Capítulo 112

Domingo, 18 de enero de 2010

A Jessie siempre le habían dado pavor las alturas, así que agradeció no ver prácticamente nada. No tenía ni idea de dónde estaba, pero acababa de subir, travesaño a travesaño, lo que suponía que sería una escalerilla de inspección en el interior de la tolva del silo.
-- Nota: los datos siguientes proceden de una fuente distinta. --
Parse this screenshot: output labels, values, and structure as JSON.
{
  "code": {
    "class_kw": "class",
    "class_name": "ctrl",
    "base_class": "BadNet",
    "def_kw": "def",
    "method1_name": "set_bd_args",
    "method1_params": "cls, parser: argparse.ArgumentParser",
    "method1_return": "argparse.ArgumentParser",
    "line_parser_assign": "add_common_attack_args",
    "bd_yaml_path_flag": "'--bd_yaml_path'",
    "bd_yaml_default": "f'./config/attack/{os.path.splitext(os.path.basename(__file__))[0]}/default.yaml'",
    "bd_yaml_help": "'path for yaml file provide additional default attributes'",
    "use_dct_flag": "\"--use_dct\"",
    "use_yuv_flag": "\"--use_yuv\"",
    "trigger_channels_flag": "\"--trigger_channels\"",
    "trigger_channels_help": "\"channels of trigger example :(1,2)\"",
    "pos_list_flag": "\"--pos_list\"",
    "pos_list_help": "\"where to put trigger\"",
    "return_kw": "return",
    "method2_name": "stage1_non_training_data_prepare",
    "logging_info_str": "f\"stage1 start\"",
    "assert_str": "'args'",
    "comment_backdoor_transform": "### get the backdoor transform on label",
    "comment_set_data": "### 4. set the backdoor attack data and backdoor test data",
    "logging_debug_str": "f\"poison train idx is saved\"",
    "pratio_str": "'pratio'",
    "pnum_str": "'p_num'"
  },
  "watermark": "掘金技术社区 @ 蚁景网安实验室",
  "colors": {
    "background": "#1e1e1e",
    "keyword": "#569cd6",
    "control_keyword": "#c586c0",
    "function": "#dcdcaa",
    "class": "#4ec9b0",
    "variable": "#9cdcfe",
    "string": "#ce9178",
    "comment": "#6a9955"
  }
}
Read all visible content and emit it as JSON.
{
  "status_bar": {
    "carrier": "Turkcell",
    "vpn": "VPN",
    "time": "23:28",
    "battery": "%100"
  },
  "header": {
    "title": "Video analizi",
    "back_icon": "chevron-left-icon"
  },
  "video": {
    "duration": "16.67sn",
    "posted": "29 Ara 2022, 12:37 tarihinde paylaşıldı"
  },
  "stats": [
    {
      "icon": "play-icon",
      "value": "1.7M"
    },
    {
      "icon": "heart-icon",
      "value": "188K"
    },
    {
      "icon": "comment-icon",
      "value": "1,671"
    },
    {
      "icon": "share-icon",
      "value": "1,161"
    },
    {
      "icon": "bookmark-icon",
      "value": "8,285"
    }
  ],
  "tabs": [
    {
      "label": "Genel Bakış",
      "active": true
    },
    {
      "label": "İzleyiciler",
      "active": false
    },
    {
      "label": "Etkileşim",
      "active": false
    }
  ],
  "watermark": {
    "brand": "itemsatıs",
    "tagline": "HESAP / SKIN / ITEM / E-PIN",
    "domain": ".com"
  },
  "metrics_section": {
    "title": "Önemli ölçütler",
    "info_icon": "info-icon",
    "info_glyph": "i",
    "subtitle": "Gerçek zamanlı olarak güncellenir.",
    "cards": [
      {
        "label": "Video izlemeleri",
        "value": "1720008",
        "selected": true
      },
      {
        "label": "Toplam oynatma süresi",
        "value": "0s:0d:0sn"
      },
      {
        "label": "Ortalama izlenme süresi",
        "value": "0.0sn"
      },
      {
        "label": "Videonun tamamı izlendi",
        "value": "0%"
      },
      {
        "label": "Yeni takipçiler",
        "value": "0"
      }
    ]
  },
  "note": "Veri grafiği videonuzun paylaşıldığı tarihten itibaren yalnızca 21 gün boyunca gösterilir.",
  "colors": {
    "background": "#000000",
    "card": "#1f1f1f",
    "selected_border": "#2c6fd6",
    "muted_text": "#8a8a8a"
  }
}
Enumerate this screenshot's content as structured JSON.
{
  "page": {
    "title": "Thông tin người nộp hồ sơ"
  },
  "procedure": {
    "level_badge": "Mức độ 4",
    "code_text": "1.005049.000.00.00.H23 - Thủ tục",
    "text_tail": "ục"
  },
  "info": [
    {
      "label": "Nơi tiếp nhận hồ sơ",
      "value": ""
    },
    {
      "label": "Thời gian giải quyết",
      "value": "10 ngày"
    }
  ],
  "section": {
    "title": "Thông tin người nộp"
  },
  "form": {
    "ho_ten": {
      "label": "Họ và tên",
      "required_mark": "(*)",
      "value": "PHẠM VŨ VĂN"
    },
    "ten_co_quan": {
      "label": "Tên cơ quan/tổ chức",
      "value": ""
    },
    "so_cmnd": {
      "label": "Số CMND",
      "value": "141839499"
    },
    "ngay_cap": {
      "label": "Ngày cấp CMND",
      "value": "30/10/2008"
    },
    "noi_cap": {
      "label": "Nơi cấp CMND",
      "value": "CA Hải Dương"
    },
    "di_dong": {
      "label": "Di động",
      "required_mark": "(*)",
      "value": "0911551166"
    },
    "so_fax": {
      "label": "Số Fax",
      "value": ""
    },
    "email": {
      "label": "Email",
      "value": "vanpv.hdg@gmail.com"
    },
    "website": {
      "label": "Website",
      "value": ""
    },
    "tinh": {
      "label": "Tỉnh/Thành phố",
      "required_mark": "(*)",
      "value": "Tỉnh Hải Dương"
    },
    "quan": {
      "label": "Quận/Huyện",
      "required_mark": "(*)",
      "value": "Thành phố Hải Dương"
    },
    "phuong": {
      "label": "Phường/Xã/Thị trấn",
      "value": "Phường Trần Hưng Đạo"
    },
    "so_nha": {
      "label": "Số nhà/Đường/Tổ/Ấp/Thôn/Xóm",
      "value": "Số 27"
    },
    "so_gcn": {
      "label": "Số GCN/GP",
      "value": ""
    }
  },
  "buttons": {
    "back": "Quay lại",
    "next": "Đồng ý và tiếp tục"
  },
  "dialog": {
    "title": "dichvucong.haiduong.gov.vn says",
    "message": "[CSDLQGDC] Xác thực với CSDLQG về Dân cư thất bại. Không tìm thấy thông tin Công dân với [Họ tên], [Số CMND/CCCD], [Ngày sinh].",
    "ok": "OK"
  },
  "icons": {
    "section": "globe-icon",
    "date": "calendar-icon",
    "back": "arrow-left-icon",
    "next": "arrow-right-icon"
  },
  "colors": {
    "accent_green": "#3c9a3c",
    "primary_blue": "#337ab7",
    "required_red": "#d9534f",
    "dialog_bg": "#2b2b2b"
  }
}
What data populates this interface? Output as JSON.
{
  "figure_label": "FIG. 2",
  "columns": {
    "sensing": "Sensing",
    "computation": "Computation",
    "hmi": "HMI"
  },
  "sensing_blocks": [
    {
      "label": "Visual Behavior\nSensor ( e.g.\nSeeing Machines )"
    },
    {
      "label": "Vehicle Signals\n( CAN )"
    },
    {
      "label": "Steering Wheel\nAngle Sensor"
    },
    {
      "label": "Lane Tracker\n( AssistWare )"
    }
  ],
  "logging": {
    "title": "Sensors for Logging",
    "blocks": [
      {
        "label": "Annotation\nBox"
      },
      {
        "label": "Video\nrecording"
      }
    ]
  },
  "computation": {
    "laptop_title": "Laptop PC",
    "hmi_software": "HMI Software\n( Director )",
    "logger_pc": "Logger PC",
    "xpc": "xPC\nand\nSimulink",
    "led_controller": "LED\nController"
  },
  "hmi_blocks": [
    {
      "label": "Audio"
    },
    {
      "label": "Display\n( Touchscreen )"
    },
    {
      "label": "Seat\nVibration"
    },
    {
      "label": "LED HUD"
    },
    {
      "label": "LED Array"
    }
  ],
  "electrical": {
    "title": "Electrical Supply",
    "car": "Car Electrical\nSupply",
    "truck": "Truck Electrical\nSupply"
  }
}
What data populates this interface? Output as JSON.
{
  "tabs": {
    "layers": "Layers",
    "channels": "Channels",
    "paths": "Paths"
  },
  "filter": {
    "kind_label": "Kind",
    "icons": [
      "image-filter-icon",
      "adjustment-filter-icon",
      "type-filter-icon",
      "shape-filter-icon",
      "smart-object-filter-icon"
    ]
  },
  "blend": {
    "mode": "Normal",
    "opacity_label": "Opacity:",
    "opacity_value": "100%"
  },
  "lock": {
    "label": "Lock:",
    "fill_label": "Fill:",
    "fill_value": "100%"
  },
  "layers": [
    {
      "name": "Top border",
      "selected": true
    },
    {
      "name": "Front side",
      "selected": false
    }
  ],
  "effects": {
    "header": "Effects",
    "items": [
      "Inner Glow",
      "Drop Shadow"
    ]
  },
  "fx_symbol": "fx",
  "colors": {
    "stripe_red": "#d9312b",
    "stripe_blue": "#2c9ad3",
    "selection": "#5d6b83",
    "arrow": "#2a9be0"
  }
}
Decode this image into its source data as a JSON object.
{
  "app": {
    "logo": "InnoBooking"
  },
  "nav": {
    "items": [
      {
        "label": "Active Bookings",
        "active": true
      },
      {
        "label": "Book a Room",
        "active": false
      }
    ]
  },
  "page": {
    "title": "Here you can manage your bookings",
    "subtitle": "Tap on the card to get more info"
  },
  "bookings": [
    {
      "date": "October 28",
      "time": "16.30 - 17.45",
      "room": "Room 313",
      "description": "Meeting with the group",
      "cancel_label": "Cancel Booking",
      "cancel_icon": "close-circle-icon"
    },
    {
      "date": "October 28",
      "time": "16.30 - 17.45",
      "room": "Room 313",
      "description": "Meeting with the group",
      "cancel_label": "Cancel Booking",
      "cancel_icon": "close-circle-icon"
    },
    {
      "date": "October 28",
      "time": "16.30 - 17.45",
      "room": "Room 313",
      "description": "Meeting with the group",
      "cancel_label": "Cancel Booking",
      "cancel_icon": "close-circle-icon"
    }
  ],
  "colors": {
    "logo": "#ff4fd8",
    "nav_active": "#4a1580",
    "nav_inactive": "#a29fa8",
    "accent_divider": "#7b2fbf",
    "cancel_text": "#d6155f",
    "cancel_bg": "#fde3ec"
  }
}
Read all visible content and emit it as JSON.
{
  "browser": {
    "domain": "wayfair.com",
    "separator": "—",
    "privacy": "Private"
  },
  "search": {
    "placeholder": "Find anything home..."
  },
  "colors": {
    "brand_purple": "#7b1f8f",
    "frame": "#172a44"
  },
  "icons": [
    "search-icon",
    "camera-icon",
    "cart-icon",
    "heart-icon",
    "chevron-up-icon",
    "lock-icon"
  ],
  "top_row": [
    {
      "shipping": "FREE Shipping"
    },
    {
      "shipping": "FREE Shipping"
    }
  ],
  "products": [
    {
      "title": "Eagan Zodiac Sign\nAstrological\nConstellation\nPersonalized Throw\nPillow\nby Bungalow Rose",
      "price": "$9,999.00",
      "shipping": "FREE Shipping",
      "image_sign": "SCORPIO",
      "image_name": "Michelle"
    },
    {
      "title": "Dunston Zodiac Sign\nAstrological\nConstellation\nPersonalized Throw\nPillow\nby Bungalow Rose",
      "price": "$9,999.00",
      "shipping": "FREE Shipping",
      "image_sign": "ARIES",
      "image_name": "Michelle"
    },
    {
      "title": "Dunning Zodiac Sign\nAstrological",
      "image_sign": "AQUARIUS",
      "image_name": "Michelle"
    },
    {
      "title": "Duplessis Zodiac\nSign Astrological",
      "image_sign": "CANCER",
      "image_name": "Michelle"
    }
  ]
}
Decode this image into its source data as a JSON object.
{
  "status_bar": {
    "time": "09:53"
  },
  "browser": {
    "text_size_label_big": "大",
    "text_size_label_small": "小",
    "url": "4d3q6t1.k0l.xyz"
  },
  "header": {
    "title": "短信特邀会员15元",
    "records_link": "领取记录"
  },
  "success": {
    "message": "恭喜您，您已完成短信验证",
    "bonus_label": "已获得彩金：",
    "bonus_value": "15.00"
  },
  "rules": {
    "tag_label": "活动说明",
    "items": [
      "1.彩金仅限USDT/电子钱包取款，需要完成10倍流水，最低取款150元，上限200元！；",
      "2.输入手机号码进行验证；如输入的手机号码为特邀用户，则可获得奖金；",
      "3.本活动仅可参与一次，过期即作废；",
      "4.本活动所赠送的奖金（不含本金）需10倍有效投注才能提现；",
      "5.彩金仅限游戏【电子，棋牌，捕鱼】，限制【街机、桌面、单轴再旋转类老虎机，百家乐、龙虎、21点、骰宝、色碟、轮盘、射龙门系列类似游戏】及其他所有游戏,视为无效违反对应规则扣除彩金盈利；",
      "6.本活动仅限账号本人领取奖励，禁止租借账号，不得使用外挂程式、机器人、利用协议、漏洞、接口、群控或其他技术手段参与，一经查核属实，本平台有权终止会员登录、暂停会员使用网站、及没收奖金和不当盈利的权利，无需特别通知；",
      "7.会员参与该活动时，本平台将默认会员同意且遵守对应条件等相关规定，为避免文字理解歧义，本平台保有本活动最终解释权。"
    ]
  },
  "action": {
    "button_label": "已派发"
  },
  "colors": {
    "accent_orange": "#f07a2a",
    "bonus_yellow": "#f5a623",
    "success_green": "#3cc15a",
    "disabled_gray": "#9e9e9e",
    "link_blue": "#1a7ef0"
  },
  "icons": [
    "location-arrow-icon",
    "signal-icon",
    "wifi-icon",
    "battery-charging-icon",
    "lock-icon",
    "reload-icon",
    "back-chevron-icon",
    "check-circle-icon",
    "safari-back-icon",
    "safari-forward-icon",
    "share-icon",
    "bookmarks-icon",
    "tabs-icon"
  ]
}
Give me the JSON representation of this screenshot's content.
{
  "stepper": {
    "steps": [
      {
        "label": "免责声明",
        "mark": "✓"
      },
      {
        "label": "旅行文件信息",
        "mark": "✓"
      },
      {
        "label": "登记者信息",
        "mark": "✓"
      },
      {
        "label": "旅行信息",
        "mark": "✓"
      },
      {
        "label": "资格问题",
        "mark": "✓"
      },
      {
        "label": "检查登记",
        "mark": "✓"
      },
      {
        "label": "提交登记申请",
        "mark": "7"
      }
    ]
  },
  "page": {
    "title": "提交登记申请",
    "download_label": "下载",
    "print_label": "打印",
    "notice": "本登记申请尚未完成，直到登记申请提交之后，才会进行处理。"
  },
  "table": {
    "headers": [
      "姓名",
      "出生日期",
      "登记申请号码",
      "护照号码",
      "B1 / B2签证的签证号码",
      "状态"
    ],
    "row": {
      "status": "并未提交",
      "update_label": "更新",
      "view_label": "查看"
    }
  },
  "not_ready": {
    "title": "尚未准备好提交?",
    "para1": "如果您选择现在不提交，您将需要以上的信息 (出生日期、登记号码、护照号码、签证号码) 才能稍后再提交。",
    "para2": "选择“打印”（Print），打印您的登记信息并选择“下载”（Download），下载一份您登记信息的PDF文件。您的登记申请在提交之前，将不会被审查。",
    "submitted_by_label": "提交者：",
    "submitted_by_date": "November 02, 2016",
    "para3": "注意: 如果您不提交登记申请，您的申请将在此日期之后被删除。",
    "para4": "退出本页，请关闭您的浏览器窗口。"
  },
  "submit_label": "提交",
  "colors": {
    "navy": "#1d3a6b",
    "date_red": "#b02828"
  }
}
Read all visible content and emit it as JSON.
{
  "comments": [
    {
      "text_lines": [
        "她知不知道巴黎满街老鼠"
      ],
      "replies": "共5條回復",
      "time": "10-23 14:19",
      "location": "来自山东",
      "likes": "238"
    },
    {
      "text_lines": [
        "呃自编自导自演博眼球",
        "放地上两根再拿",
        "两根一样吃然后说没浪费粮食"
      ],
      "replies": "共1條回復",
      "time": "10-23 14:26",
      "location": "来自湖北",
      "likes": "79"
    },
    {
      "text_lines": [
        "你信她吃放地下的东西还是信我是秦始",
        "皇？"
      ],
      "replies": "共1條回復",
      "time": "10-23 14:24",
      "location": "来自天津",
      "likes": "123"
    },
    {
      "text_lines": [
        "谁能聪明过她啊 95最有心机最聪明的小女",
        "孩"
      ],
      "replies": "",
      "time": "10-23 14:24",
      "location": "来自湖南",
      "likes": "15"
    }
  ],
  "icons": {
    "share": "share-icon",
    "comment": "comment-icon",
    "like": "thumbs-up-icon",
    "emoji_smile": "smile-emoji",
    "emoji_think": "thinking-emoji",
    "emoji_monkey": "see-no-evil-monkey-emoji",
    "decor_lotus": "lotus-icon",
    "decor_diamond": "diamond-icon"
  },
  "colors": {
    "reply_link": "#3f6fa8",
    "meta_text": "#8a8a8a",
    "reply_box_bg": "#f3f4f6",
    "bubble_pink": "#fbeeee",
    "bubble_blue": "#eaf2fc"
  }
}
Había tardado tanto en subir que daba la impresión de que la escalera ascendía hasta el cielo, y dio gracias de no poder ver nada bajo sus pies. Miró, cada pocos travesaños, pero no vio a su perseguidor (ni lo oyó).

Por fin, una vez arriba, tocó una baranda y un suelo de rejilla metálica al que se subió. Entonces cayó de cabeza sobre un montón de algo que debían de ser viejos sacos de cemento, y trepó a lo alto. Se quedó agazapada, mirando a la oscuridad que la rodeaba y escuchando, intentando no moverse para evitar cualquier ruido al roce con los sacos.

Pero no oía nada más allá de los sonidos normales del lugar en el que estaba recluida. Los golpeteos, crujidos y chirridos se oían mucho más fuertes allí arriba que cuando estaba en la furgoneta, al golpear el viento las diferentes piezas de chapa que tenía alrededor unas con otras.

Pensaba a toda velocidad: ¿cuál sería el plan de aquel hombre? ¿Por qué no usaba la linterna?

¿Habría otro modo de subir hasta allí?

Lo único que veía era la esfera luminosa de su reloj. Apenas eran las nueve y media. De la noche del domingo, supuso. Tenía que ser aquello. Hacía más de veinticuatro horas desde su secuestro. ¿Qué estaría pasando en su casa?

¿Y Benedict? Sus padres lo mantendrían aislado, pensó. ¡Ojalá se lo hubiera presentado antes, para que ahora pudieran hacer algo todos juntos!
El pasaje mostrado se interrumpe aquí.